The demise of Grand Cape Mount County Senator, Edward Dagoseh, is a huge loss to the Legislature and Liberia at large, said President George Weah.
The Liberian leader was speaking when he led an array of cabinet ministers to the Capitol Building on Tuesday for the signing of the Book of Condolence.
President Weah described Senator Dagoseh a “father figure” and “one who treated everybody with respect.” He said Dagoseh will be missed for the “enormous contributions and sacrifices he made to the State.”
“May the Good Lord console the bereaved family and am praying that they take solace in the Lord.”
Also registering his eulogy at the event was former senator of Sinoe County, now Minister of Public Works, Mobutu Nyenpan. He said the passing of Senator Dagoseh was a sad development for Liberia owing to his “brilliance” at the Legislature.
Reflecting on his relationship with the fallen lawmaker, Nyenpan said: “Senator Dagoseh and I worked together for three years at the Liberian Senate. He always made things happen for everyone when he was the chairman on the Ways, Means and Finance committee. Grand Cape Mount
County has lost a very strong representation.”
Doctors pronounced Senator Dagoseh dead on June 1 after battling cancer at the Kingdom Care Medical Center in Paynesville, outside Monrovia.
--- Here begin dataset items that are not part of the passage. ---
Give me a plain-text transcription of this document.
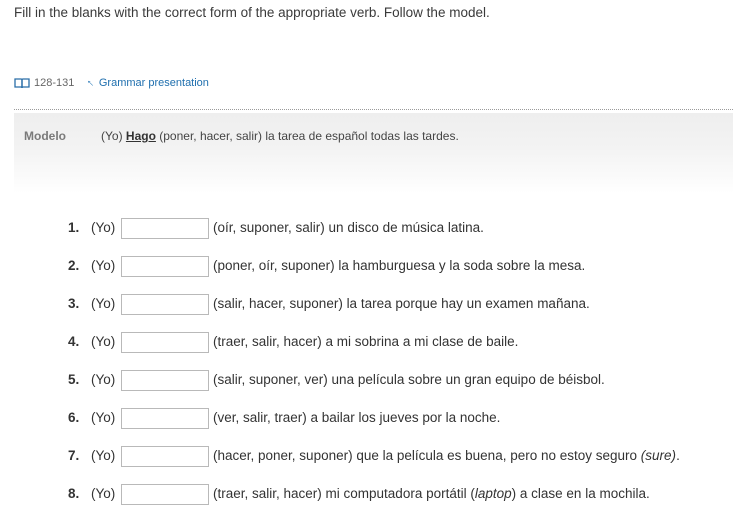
Fill in the blanks with the correct form of the appropriate verb. Follow the model.
128-131 ↑ Grammar presentation
Modelo	(Yo) Hago (poner, hacer, salir) la tarea de español todas las tardes.
1. (Yo)	(oír, suponer, salir) un disco de música latina.
2. (Yo)	(poner, oír, suponer) la hamburguesa y la soda sobre la mesa.
3. (Yo)	(salir, hacer, suponer) la tarea porque hay un examen mañana.
4. (Yo)	(traer, salir, hacer) a mi sobrina a mi clase de baile.
5. (Yo)	(salir, suponer, ver) una película sobre un gran equipo de béisbol.
6. (Yo)	(ver, salir, traer) a bailar los jueves por la noche.
7. (Yo)	(hacer, poner, suponer) que la película es buena, pero no estoy seguro (sure).
8. (Yo)	(traer, salir, hacer) mi computadora portátil (laptop) a clase en la mochila.
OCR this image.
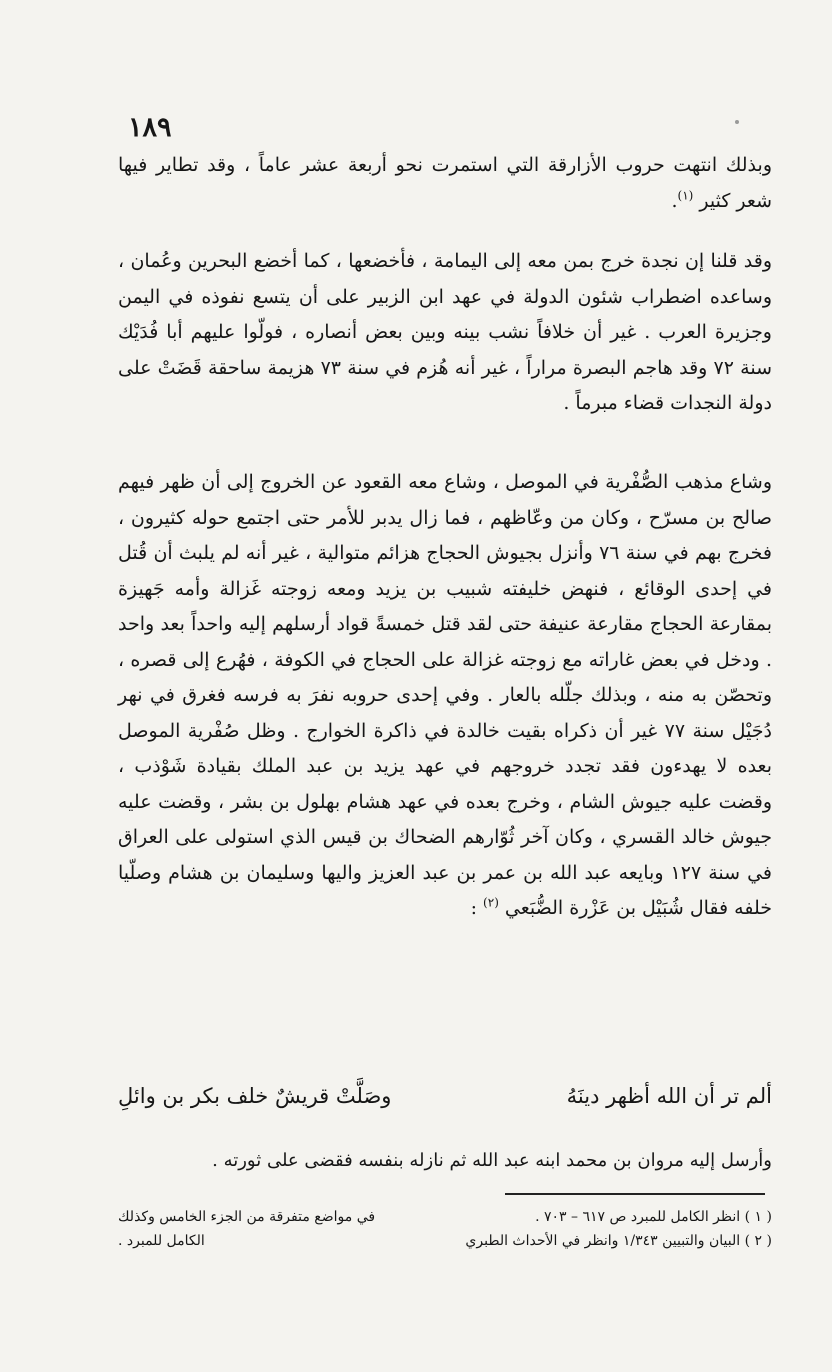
١٨٩

وبذلك انتهت حروب الأزارقة التي استمرت نحو أربعة عشر عاماً ، وقد تطاير فيها شعر كثير $^{(١)}$.

وقد قلنا إن نجدة خرج بمن معه إلى اليمامة ، فأخضعها ، كما أخضع البحرين وعُمان ، وساعده اضطراب شئون الدولة في عهد ابن الزبير على أن يتسع نفوذه في اليمن وجزيرة العرب . غير أن خلافاً نشب بينه وبين بعض أنصاره ، فولّوا عليهم أبا فُدَيْك سنة ٧٢ وقد هاجم البصرة مراراً ، غير أنه هُزم في سنة ٧٣ هزيمة ساحقة قَضَتْ على دولة النجدات قضاء مبرماً .

وشاع مذهب الصُّفْرية في الموصل ، وشاع معه القعود عن الخروج إلى أن ظهر فيهم صالح بن مسرّح ، وكان من وعّاظهم ، فما زال يدبر للأمر حتى اجتمع حوله كثيرون ، فخرج بهم في سنة ٧٦ وأنزل بجيوش الحجاج هزائم متوالية ، غير أنه لم يلبث أن قُتل في إحدى الوقائع ، فنهض خليفته شبيب بن يزيد ومعه زوجته غَزالة وأمه جَهيزة بمقارعة الحجاج مقارعة عنيفة حتى لقد قتل خمسةً قواد أرسلهم إليه واحداً بعد واحد . ودخل في بعض غاراته مع زوجته غزالة على الحجاج في الكوفة ، فهُرع إلى قصره ، وتحصّن به منه ، وبذلك جلّله بالعار . وفي إحدى حروبه نفرَ به فرسه فغرق في نهر دُجَيْل سنة ٧٧ غير أن ذكراه بقيت خالدة في ذاكرة الخوارج . وظل صُفْرية الموصل بعده لا يهدءون فقد تجدد خروجهم في عهد يزيد بن عبد الملك بقيادة شَوْذب ، وقضت عليه جيوش الشام ، وخرج بعده في عهد هشام بهلول بن بشر ، وقضت عليه جيوش خالد القسري ، وكان آخر ثُوّارهم الضحاك بن قيس الذي استولى على العراق في سنة ١٢٧ وبايعه عبد الله بن عمر بن عبد العزيز واليها وسليمان بن هشام وصلّيا خلفه فقال شُبَيْل بن عَزْرة الضُّبَعي $^{(٢)}$ :

ألم تر أن الله أظهر دينَهُ
وصَلَّتْ قريشٌ خلف بكر بن وائلِ
وأرسل إليه مروان بن محمد ابنه عبد الله ثم نازله بنفسه فقضى على ثورته .
( ١ ) انظر الكامل للمبرد ص ٦١٧ – ٧٠٣ .
في مواضع متفرقة من الجزء الخامس وكذلك
( ٢ ) البيان والتبيين ١/٣٤٣ وانظر في الأحداث الطبري
الكامل للمبرد .
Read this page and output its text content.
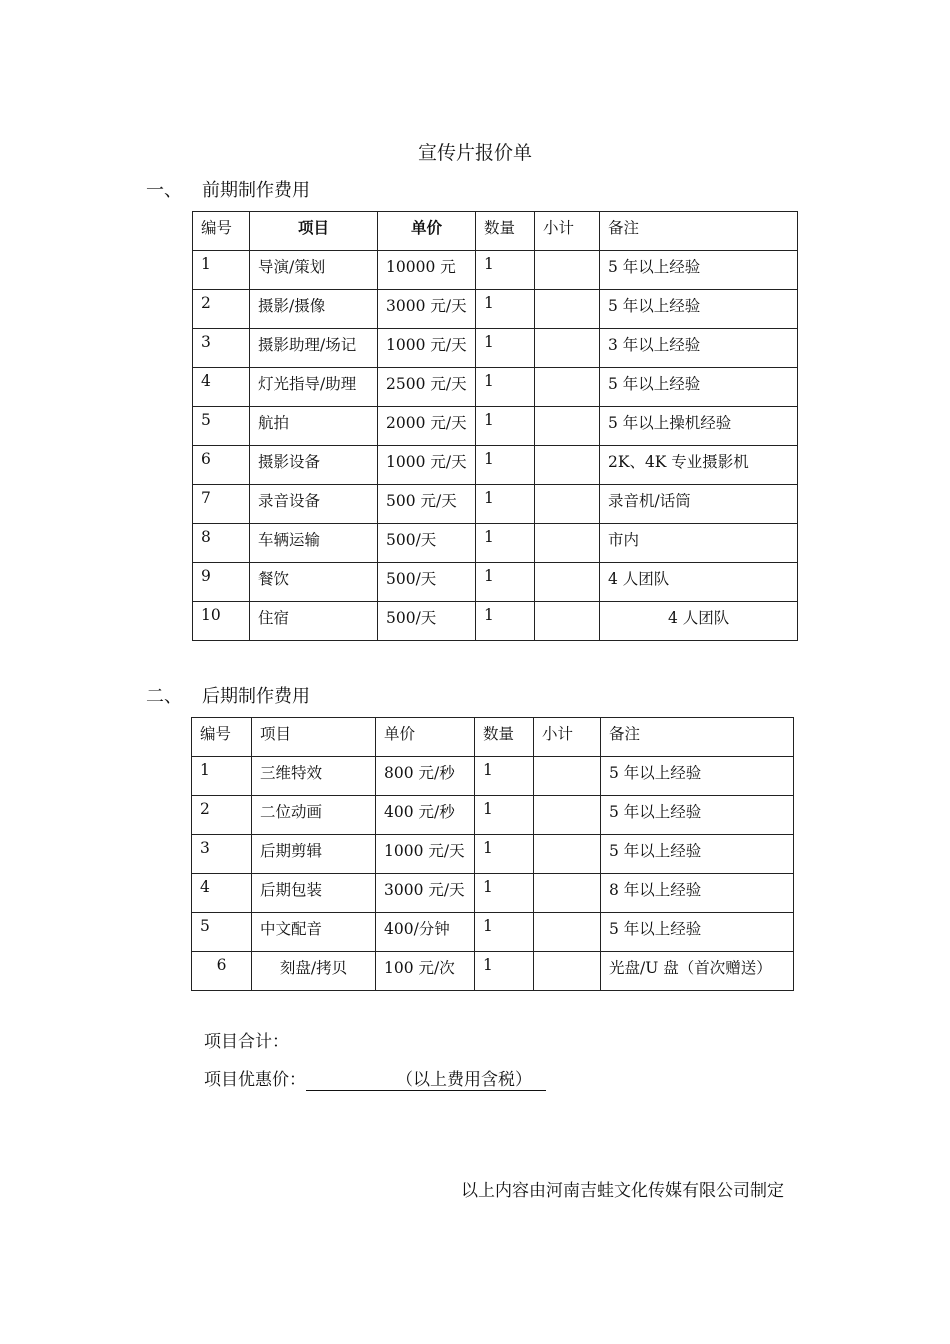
宣传片报价单
一、 前期制作费用
编号	项目	单价	数量	小计	备注
1	导演/策划	10000 元	1		5 年以上经验
2	摄影/摄像	3000 元/天	1		5 年以上经验
3	摄影助理/场记	1000 元/天	1		3 年以上经验
4	灯光指导/助理	2500 元/天	1		5 年以上经验
5	航拍	2000 元/天	1		5 年以上操机经验
6	摄影设备	1000 元/天	1		2K、4K 专业摄影机
7	录音设备	500 元/天	1		录音机/话筒
8	车辆运输	500/天	1		市内
9	餐饮	500/天	1		4 人团队
10	住宿	500/天	1		4 人团队
二、 后期制作费用
编号	项目	单价	数量	小计	备注
1	三维特效	800 元/秒	1		5 年以上经验
2	二位动画	400 元/秒	1		5 年以上经验
3	后期剪辑	1000 元/天	1		5 年以上经验
4	后期包装	3000 元/天	1		8 年以上经验
5	中文配音	400/分钟	1		5 年以上经验
6	刻盘/拷贝	100 元/次	1		光盘/U 盘（首次赠送）
项目合计：
项目优惠价：	（以上费用含税）
以上内容由河南吉蛙文化传媒有限公司制定
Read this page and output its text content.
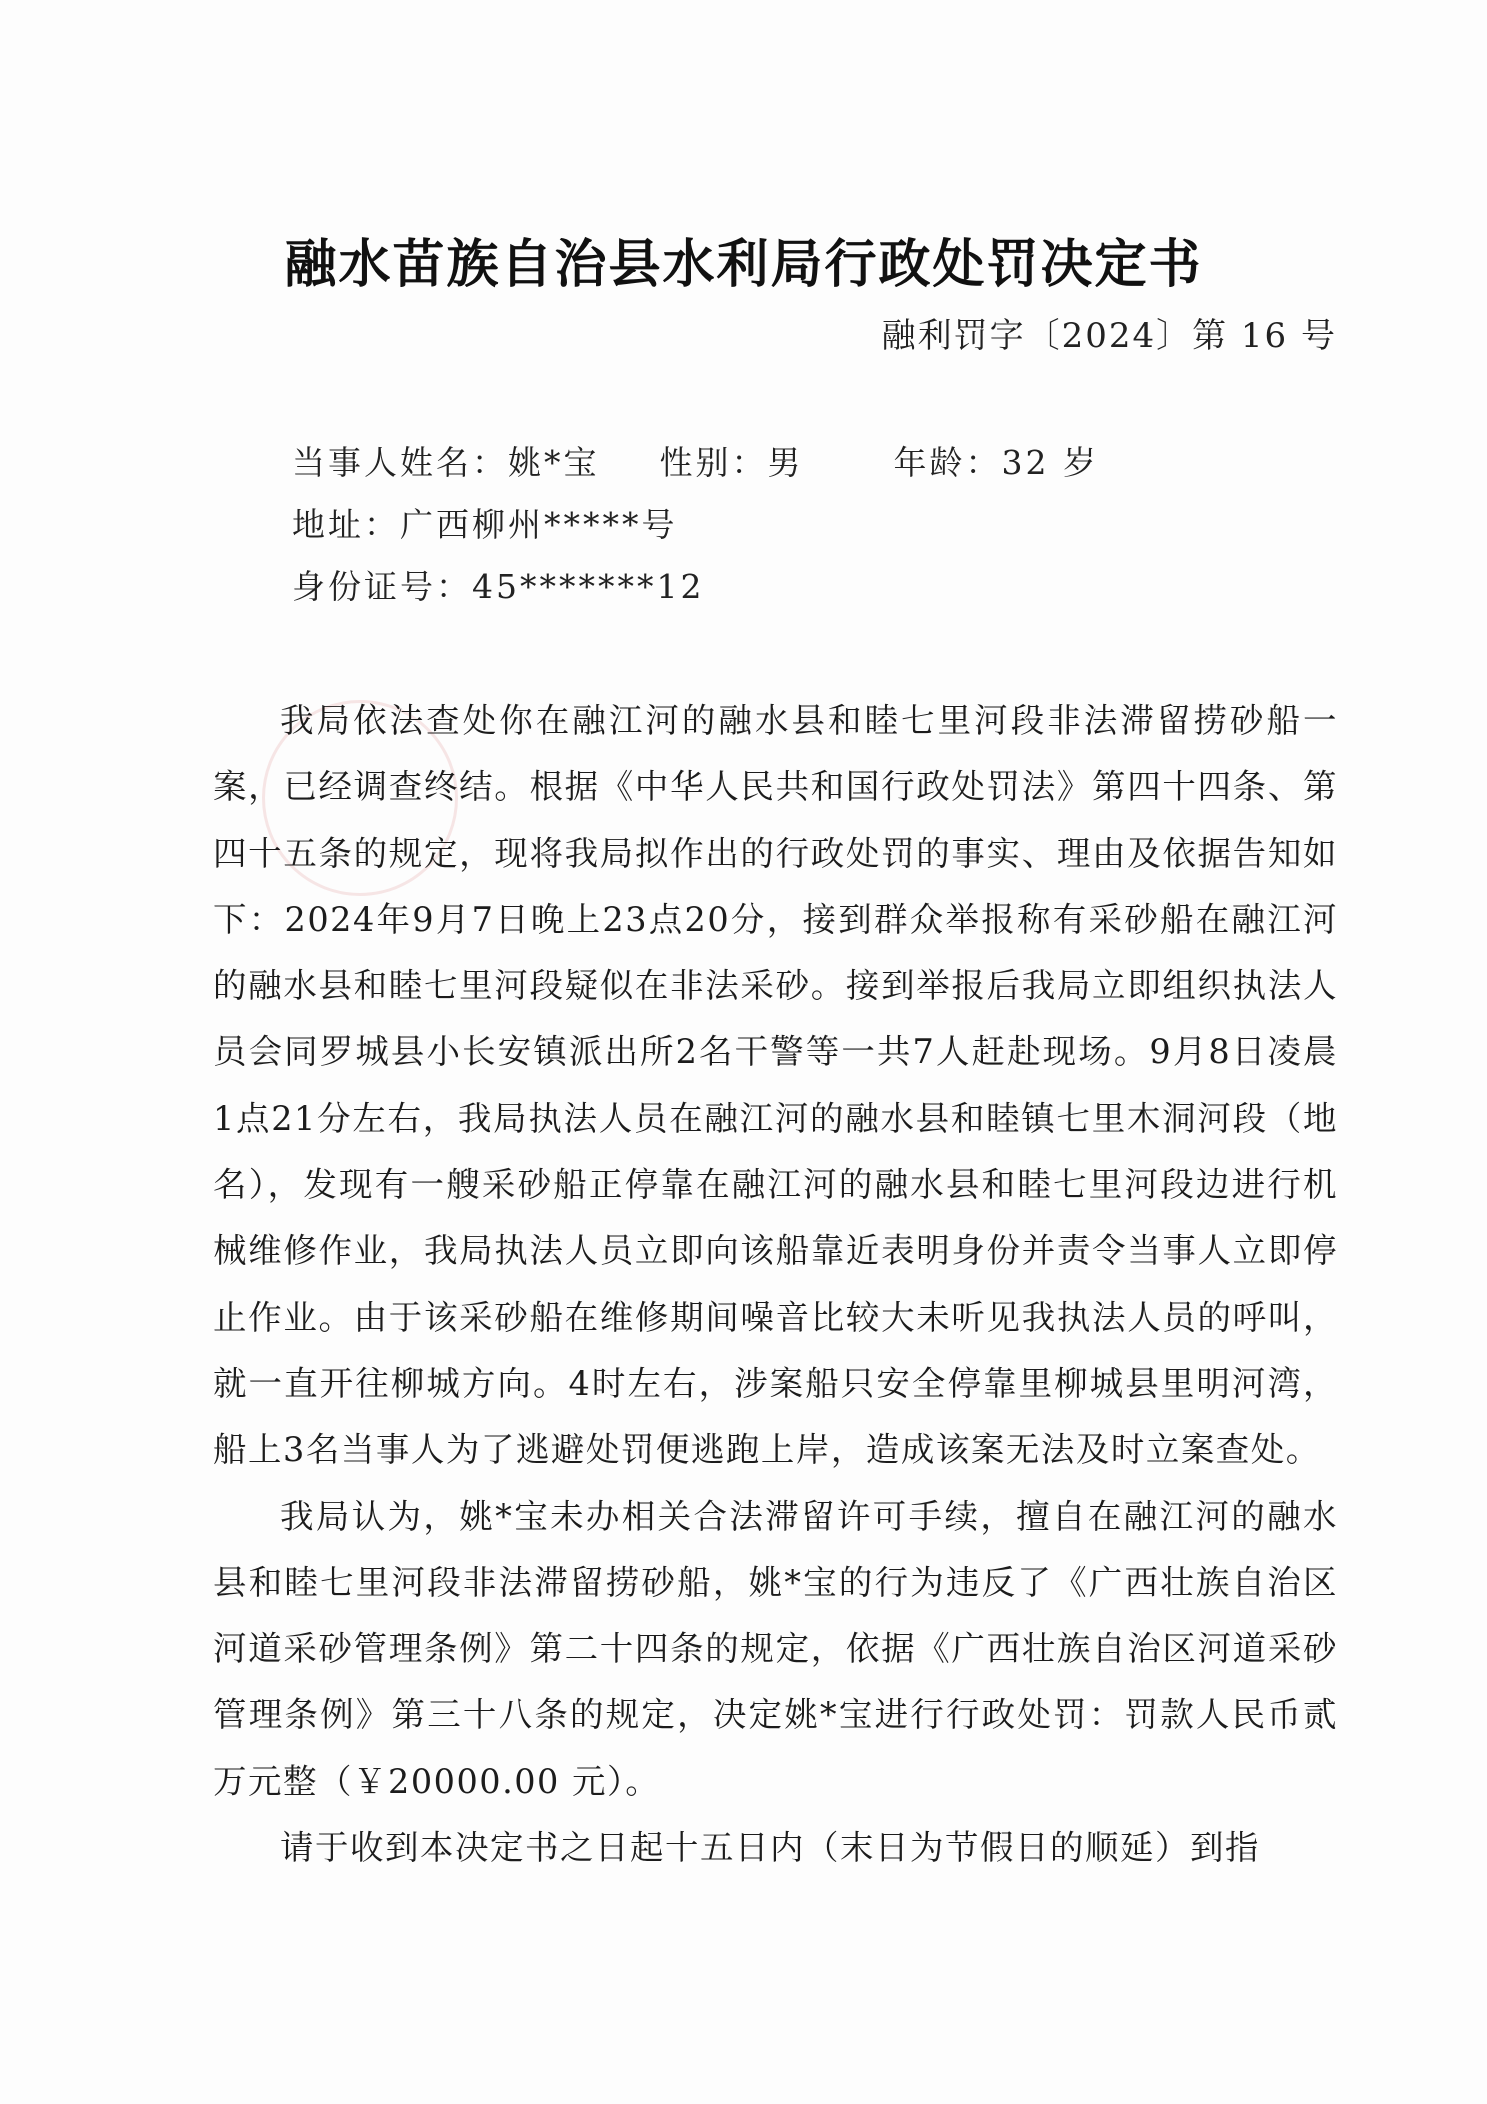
融水苗族自治县水利局行政处罚决定书
融利罚字〔2024〕第 16 号
当事人姓名：姚*宝 性别：男	年龄：32 岁
地址：广西柳州*****号
身份证号：45*******12

我局依法查处你在融江河的融水县和睦七里河段非法滞留捞砂船一案，已经调查终结。根据《中华人民共和国行政处罚法》第四十四条、第四十五条的规定，现将我局拟作出的行政处罚的事实、理由及依据告知如下：2024年9月7日晚上23点20分，接到群众举报称有采砂船在融江河的融水县和睦七里河段疑似在非法采砂。接到举报后我局立即组织执法人员会同罗城县小长安镇派出所2名干警等一共7人赶赴现场。9月8日凌晨1点21分左右，我局执法人员在融江河的融水县和睦镇七里木洞河段（地名），发现有一艘采砂船正停靠在融江河的融水县和睦七里河段边进行机械维修作业，我局执法人员立即向该船靠近表明身份并责令当事人立即停止作业。由于该采砂船在维修期间噪音比较大未听见我执法人员的呼叫，就一直开往柳城方向。4时左右，涉案船只安全停靠里柳城县里明河湾，船上3名当事人为了逃避处罚便逃跑上岸，造成该案无法及时立案查处。

我局认为，姚*宝未办相关合法滞留许可手续，擅自在融江河的融水县和睦七里河段非法滞留捞砂船，姚*宝的行为违反了《广西壮族自治区河道采砂管理条例》第二十四条的规定，依据《广西壮族自治区河道采砂管理条例》第三十八条的规定，决定姚*宝进行行政处罚：罚款人民币贰万元整（￥20000.00 元）。

请于收到本决定书之日起十五日内（末日为节假日的顺延）到指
He was elected to the Senate in October 2011 on the ticket of the Unity Party.
Dagoseh was revered as the founding chairman of the Public Accounts and Expenditure committee of the National Legislature and former chairman of the Senate committee on Ways, Means, and inance.
His death brings to three the number of lawmakers of the 54th National Legislature who died in 2019, alone.
In the morning hours of March 25, Liberians woke up to the news of the death of Montserrado County’s District #15 Representative Adolph Lawrence in a road accident near the Tower Hill Community in Margibi County while en-route from Grand Bassa County.
Also, Montserrado County Senator Geraldine Doe-Sheriff died in February, from cancer at the Korle-Bo Teaching Hospital in Accra, Ghana.